Cansada de vê-la jogada sobre o chão, me inclinei para baixo e segurei seus ombros. A mulher me olhou nervosa, parecia desacreditada completamente. Assim que a pus de pé, esfreguei o rosto com o dorso da mão e soltei o fôlego.

Minha língua travou, minha garganta secou e tudo em mi ficou em êxtase. Paralisados pelo medo do desconhecido.

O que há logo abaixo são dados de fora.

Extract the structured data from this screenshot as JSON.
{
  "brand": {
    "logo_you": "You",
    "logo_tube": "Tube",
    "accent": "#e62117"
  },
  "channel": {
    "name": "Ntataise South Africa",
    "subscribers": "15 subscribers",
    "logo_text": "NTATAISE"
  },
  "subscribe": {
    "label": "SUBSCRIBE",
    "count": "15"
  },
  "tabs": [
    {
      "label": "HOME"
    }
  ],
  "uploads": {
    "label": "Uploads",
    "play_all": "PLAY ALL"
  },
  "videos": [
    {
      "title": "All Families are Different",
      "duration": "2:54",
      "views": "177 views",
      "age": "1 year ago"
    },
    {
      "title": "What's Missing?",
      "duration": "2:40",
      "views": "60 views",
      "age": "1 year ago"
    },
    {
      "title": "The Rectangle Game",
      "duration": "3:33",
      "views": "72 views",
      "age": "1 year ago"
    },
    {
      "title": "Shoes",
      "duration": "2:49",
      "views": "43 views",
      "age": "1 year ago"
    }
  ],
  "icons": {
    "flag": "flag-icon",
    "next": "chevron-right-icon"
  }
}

O medo da fraqueza de um laço impossível de ser desfeito.

Por mais que meu ego abrupto renegasse aquele ser humano, no fundo, bem no fundo da minha alma havia uma garota necessitada de mãe. De um carinho único que todos precisam. Da presença calorosa, dos conselhos, da ajuda. Eu nunca tive nada parecido de ninguém, nem mesmo da vida que sempre me chutou contra os sentimentos. Mas se havia uma hora exata de contrapartida, dona Berta soube chegar. Eu estava gravida, sensível, e sabia mais do que nunca o que era um sentimento indescritível como o materno. Eu já amava aquela vida sem querer nada em troca dela. Apenas vê-la feliz me deixaria plena e eu lutaria pela sua felicidade.

Talvez nem todas as mulheres nascessem para serem mães, mas isso modificava os sentimentos delas por suas gerações?

"Anahí, eu juro que se perdoar minha filha, vou pra longe da sua vida para sempre. Para onde quiser que eu vá, mas não posso mais viver sem o seu perdão."

Foi o que ela disse.

Olhei para cima e apertei os olhos, voltando a encara-la.

- Eu... Perdoo você.

Boquiaberta, a mulher abriu os braços com entusiasmo, mas logo os encolheu temendo minha reclusa.

- Não precisa sumir para sempre de novo... -completei.

Estirei a mão e segurei a dela. Minha mãe chorou de novo, mas desta vez não houve nem um tipo de som. Foram apenas lágrimas deixadas de lado. Deixadas para que massageassem a sua face endurecida pelo temor.